The code has been refactored into modular Python files for better maintainability.

In [None]:
import torch
import numpy as np
import sys
import os

# Add project root to path
sys.path.append(os.path.abspath('..'))

from src.dataset import SyntheticDataset, MAX_SEQUENCE_LENGTH
from src.models.gru import SensorToPhonemeGRU
from src.models.transformer import SensorToPhonemeTransformer
from src.utils import INDEX_TO_PH, greedy_decode, FEATURE_DIM, SOS_INDEX, NUM_PHONEMES

device = torch.device("cuda" if torch.cuda.is_available() else "cpu")
print(f"Using device: {device}")

## 1. Train UniGRU + CTC Model
We will run the training script `src/train.py` as a module.

In [None]:
# Run from project root
import os
os.chdir('..') # Go to project root
!python -m src.train --model_type gru --epochs 5 --num_samples 1000

## 2. Train Transformer Model
Now we train the Transformer model.

In [None]:
!python -m src.train --model_type transformer --epochs 5 --num_samples 1000

## 3. Inference
Let's load the trained models and run inference on a sample sentence.

In [None]:
# Helper to generate a sample
ds = SyntheticDataset(num_samples=1)
sample_idx = 0
X, Y, L, L_target = ds[sample_idx]

# Prepare input
X_tensor = X.unsqueeze(0).to(device) # (1, T, F)
input_len = torch.tensor([L], dtype=torch.long).to(device)

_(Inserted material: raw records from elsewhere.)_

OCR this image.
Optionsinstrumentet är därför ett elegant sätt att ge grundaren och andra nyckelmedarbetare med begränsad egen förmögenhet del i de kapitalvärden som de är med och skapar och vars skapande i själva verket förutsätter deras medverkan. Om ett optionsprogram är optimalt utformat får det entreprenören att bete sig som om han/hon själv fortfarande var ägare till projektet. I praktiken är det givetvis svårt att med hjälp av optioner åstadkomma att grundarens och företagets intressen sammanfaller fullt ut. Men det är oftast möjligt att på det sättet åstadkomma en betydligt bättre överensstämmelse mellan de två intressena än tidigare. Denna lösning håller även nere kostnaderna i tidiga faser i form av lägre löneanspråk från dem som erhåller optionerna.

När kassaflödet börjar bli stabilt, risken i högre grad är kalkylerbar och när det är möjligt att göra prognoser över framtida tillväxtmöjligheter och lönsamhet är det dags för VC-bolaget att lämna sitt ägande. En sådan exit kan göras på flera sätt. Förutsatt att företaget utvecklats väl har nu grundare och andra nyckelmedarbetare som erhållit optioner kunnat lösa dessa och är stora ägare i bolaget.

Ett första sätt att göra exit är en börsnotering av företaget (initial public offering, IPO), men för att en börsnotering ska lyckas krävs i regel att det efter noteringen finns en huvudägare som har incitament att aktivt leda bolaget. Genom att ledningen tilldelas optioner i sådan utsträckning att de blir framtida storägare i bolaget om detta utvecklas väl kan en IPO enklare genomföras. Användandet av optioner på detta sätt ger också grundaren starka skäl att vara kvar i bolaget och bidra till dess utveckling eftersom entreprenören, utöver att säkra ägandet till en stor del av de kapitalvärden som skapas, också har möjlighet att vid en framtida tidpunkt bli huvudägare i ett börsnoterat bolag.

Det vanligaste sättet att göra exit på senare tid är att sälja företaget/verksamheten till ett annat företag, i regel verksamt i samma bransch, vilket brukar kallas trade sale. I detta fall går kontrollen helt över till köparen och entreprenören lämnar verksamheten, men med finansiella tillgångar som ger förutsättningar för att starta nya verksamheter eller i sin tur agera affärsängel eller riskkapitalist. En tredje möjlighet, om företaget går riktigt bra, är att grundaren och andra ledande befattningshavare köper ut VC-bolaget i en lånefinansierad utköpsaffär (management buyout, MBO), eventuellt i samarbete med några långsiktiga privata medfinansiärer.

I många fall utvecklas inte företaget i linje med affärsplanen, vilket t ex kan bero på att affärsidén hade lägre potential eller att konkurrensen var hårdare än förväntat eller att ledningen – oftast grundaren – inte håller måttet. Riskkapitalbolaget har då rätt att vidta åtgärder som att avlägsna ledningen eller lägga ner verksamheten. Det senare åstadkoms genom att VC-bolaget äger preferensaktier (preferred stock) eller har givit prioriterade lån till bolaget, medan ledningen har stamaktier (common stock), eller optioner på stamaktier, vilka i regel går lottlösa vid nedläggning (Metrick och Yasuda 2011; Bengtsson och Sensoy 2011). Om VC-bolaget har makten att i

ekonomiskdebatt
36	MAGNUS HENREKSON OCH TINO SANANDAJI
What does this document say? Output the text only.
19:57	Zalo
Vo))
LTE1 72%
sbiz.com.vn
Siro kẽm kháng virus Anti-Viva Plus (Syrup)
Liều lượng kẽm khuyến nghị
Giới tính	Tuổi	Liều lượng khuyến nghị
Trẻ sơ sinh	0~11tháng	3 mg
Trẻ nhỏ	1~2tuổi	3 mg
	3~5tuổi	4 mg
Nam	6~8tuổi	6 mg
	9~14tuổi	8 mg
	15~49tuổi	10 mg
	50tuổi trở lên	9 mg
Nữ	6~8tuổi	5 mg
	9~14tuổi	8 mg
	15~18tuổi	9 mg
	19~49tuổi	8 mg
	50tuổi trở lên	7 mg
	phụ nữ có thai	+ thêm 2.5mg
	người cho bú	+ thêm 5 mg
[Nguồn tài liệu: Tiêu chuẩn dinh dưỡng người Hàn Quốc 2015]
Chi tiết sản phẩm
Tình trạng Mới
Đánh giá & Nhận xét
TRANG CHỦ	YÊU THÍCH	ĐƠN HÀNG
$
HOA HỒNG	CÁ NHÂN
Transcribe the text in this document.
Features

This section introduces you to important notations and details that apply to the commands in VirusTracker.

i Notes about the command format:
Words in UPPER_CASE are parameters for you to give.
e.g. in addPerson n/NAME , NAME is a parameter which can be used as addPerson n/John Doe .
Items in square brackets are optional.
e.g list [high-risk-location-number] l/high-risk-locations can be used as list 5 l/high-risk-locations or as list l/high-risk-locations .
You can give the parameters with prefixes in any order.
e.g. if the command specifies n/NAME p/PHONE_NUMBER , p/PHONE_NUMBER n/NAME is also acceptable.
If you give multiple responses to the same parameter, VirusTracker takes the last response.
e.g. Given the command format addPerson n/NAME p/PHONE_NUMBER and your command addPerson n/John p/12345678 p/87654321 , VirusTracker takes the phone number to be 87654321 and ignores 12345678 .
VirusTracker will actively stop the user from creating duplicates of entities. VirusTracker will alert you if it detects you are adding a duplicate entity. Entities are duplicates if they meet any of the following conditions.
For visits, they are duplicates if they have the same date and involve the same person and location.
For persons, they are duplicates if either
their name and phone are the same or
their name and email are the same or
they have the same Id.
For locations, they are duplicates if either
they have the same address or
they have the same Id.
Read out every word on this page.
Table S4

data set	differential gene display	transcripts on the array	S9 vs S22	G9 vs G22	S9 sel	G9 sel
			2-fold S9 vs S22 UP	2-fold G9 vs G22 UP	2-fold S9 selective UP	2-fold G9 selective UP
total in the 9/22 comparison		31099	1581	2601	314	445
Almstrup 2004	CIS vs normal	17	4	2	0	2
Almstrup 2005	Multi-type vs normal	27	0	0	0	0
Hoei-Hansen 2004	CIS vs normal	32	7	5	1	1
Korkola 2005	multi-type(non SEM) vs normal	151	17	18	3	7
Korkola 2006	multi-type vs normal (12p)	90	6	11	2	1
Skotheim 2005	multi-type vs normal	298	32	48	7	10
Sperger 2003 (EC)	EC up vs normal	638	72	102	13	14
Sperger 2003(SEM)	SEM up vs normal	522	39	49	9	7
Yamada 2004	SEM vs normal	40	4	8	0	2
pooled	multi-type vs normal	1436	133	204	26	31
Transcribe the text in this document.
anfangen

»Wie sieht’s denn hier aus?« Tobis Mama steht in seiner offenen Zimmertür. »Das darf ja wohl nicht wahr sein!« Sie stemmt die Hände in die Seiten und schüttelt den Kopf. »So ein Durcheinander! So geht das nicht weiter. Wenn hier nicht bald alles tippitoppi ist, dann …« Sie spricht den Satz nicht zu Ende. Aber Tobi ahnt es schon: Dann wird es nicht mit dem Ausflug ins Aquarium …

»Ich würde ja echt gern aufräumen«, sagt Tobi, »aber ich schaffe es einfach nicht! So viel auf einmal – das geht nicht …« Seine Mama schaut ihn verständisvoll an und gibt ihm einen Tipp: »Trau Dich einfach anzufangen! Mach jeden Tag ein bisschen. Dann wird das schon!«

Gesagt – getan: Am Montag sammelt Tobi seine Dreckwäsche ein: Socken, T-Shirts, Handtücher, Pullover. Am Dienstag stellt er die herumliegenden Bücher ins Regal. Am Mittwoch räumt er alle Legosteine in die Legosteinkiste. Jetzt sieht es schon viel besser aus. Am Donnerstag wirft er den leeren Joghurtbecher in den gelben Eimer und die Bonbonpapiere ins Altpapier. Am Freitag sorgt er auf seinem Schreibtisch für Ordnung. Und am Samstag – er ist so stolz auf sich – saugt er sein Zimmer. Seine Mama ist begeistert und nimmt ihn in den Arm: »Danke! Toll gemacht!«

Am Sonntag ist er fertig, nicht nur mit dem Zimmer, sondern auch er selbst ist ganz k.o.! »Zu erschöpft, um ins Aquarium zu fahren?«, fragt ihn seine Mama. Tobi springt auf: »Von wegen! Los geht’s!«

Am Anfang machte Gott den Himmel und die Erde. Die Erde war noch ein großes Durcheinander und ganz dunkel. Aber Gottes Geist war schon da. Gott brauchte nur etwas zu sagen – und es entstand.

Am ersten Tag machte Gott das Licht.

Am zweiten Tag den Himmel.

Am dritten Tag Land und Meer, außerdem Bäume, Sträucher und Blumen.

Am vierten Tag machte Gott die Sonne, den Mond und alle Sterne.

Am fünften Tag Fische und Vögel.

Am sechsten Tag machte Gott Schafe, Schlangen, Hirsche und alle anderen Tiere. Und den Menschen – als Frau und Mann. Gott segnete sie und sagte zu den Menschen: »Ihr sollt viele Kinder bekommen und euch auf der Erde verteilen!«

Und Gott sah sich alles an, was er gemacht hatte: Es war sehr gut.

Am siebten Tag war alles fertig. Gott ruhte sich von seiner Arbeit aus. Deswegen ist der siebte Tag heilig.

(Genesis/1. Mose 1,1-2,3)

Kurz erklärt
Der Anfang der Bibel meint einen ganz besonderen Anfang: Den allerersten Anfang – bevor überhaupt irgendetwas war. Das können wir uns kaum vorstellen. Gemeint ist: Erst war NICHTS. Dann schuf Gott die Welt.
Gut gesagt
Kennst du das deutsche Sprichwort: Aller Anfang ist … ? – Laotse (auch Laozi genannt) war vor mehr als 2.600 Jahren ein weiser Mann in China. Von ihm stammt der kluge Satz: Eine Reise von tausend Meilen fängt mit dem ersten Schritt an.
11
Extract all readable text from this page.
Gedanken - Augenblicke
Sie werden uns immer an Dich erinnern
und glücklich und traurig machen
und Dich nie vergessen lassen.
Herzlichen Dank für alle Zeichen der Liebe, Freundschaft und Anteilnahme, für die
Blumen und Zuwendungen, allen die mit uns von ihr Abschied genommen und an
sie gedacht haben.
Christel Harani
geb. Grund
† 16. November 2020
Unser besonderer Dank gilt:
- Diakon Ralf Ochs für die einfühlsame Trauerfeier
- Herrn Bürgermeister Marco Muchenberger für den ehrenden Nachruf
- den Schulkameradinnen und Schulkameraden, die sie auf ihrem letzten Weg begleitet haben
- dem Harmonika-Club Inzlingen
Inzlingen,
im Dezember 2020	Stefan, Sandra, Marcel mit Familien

print("Ground Truth:", [INDEX_TO_PH.get(int(y), "?") for y in Y])

### UniGRU Inference

In [None]:
model_gru = SensorToPhonemeGRU().to(device)
try:
    model_gru.load_state_dict(torch.load("model_gru.pth"))
    model_gru.eval()
    with torch.no_grad():
        logp = model_gru(X_tensor)
        input_len_reduced = (input_len // 4).clamp(min=1)
        decoded = greedy_decode(logp, input_len_reduced)[0]
        print("UniGRU Prediction:", decoded)
except FileNotFoundError:
    print("Model file not found. Please run training first.")

### Transformer Inference
For Transformer, we need to autoregressively generate the output.

In [None]:
model_tf = SensorToPhonemeTransformer().to(device)
try:
    model_tf.load_state_dict(torch.load("model_transformer.pth"))
    model_tf.eval()
    
    # Autoregressive decoding
    # Start with <SOS>
    decoder_input = torch.tensor([[SOS_INDEX]], dtype=torch.long).to(device)
    
    pred_seq = []
    max_len = 50
    
    with torch.no_grad():
        for _ in range(max_len):
            # Create masks if needed (not strictly necessary for inference one step at a time if we just pass full seq)
            # But nn.Transformer expects full sequence so far
            tgt_mask = model_tf.generate_square_subsequent_mask(decoder_input.size(1)).to(device)
            
            output = model_tf(X_tensor, decoder_input, tgt_mask=tgt_mask)
            
            # Get last token prediction
            last_token_logits = output[:, -1, :] # (B, C)
            next_token = last_token_logits.argmax(dim=-1).item()
            
            if next_token == SOS_INDEX: # Should not happen usually
                continue
                
            pred_seq.append(INDEX_TO_PH.get(next_token, "?"))
            
            # Append to input
            decoder_input = torch.cat([decoder_input, torch.tensor([[next_token]], device=device)], dim=1)
            
            # Stop condition (if we had EOS, but we didn't train with EOS explicitly in the loop above for simplicity)
            # But let's stop if length matches roughly
            
    print("Transformer Prediction:", pred_seq)
    
except FileNotFoundError:
    print("Model file not found. Please run training first.")